Overall, not bad, certainly worth a watch: it's an entertaining, great-looking, if slightly underwhelming movie. It won't blow your mind but you'll have fun.
A decent enough restart.
The last of the "old school" Star Trek movies, Star Trek: Nemesis had the misfortune of following the least liked film of that franchise so it was either going to confirm that Insurrection was no accident and the Picard crew had really gone as far as they could or completely the opposite.
And although critics and audiences had nothing too positive to say about Nemesis and the film ended the Star Trek franchise promptly, never even giving the Voyager, Deep Space Nine or Enterprise crews a chance to make it on the big screen, for me Nemesis did exactly what it set out to do and delivered something as good as First Contact, if not better. Now I won't pretend that Nemesis doesn't have its problems, every Star Trek movie does. For one thing, Tom Hardy's villain, a young Romulan-made Picard clone, is a bit more cartoonish than he probably should be and looks nothing like Patrick Stewart. He's not bad, it's a decent, very entertaining performance, it's just that making him a Picard clone feels a bit too random and is a bit too distracting to truly have an impact. Also, this movie looks about as low budget as Insurrection did, not quite matching First Contact's great-looking visuals. Weird filters are used to make us feel like we're in an alien location at one point but they're not fooling anyone, the CGI really does stand out as much less impressive than it should be or used to be.
Be that as it may, I would say that Nemesis is actually one of the most underrated Star Trek films out there.
Because effort, that's why.
Whereas Insurrection seemed a little too comfortable with itself and therefore didn't really seem like it was genuinely trying, Nemesis makes a noticeable effort to do something different, darker, more in the spirit of First Contact but still unique. Nemesis looks like it has learned from predecessors' mistakes and is trying to do better.

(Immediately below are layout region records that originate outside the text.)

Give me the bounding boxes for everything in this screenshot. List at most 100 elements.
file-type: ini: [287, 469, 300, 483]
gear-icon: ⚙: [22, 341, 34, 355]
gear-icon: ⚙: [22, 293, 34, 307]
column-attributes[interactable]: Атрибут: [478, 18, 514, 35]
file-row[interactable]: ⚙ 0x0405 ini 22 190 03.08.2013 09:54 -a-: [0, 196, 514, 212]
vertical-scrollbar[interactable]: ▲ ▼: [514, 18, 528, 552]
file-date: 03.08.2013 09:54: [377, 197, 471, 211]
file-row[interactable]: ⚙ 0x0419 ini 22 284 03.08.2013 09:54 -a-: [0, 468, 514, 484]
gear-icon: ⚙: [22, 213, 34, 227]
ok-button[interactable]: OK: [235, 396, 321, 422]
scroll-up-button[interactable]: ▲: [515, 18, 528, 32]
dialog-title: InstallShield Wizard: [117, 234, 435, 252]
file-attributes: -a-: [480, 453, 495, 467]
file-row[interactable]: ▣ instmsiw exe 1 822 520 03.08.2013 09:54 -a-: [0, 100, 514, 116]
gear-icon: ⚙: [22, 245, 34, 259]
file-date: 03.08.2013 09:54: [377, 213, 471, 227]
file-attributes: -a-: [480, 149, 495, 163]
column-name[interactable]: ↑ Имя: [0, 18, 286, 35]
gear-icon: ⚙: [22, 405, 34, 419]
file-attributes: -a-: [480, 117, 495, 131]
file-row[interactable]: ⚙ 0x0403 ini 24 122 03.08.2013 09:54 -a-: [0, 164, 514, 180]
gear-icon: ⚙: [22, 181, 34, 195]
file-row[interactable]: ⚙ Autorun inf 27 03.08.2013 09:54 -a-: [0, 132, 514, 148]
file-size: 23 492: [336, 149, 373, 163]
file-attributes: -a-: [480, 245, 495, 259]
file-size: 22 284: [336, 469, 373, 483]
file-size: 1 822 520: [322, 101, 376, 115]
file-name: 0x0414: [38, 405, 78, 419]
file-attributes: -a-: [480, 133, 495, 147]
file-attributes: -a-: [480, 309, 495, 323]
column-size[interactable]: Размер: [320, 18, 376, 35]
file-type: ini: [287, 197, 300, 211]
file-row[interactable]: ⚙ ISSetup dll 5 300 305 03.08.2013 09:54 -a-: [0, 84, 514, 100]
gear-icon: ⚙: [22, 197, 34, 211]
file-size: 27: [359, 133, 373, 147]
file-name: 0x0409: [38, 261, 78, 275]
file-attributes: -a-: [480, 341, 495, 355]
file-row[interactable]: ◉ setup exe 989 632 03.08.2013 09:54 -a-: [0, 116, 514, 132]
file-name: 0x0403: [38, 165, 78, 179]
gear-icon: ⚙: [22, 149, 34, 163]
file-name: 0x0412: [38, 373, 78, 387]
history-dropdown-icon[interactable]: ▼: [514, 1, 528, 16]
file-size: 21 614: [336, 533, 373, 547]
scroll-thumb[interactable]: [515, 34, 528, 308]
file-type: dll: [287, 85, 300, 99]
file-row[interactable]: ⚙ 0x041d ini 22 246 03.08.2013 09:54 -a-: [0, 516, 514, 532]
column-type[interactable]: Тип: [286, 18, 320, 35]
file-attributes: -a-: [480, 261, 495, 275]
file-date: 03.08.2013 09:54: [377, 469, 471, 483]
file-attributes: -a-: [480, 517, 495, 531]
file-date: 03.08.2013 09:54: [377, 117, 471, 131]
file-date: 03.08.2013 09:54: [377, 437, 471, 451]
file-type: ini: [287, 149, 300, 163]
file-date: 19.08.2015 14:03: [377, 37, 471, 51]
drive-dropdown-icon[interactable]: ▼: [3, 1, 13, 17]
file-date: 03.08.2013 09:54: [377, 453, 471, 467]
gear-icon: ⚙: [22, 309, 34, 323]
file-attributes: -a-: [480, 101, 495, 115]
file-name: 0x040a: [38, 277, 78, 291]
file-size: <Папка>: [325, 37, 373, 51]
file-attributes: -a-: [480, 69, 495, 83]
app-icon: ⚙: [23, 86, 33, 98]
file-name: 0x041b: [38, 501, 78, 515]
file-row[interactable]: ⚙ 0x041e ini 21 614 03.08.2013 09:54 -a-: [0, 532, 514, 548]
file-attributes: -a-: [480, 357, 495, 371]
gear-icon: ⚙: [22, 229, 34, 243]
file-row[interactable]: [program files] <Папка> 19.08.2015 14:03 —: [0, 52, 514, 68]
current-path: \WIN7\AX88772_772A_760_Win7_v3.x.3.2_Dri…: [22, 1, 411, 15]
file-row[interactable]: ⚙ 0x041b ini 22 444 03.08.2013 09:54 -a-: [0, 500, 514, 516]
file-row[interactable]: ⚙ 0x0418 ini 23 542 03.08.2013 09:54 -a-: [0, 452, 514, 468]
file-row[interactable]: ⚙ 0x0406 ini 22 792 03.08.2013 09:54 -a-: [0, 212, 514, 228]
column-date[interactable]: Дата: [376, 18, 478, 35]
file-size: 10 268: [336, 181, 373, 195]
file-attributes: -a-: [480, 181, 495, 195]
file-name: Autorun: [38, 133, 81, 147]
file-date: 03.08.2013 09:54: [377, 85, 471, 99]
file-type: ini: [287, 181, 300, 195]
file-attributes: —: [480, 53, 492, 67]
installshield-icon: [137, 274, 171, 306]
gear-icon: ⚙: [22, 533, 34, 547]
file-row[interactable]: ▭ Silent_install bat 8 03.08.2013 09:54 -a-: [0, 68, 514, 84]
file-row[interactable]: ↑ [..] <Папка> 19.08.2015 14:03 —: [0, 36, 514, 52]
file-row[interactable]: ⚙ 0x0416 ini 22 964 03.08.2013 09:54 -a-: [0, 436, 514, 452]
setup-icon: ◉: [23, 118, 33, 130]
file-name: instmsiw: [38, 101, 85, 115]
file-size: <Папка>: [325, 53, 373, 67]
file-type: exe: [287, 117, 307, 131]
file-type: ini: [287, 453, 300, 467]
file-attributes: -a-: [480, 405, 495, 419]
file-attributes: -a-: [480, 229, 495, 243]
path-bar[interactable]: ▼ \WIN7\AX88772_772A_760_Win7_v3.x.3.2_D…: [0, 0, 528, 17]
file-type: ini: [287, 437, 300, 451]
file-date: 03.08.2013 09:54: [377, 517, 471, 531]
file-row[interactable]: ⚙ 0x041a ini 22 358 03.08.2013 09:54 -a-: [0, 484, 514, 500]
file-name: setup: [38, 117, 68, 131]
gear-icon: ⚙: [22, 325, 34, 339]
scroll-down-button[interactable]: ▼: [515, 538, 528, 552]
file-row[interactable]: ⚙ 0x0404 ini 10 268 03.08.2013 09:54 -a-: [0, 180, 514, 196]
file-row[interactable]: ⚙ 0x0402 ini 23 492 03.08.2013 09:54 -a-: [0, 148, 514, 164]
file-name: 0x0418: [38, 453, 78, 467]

For one thing, Data's subplot actually matters, not only that but Data himself matters this time around! In fact, Nemesis contains the single most badass Data moment in any of the movies. In order to save Picard's life, Data not only goes to his rescue but jumps out of the Enterprise and flies through space from one ship to another and it is simply awesome. Picard finally stops being morally and politically grey and crashes the Enterprise into an enemy ship, another kickass moment. And in the end you do feel for these characters and although its mini-twist can be seen a mile away, it still somehow works! Kinda like that villain reveal in The Undiscovered Country. The film leaves you with a feeling that, indeed, these characters do care for each other and have come a long way.
Overall, Nemesis surpasses Insurrection in that real effort went into it and although it's not quite as slick as First Contact, it has a little more heart and is a little bit more memorable. What it lacks in production values it makes up for in drive.
Lots of action, lots of cool stuff: not perfect but well worth checking out.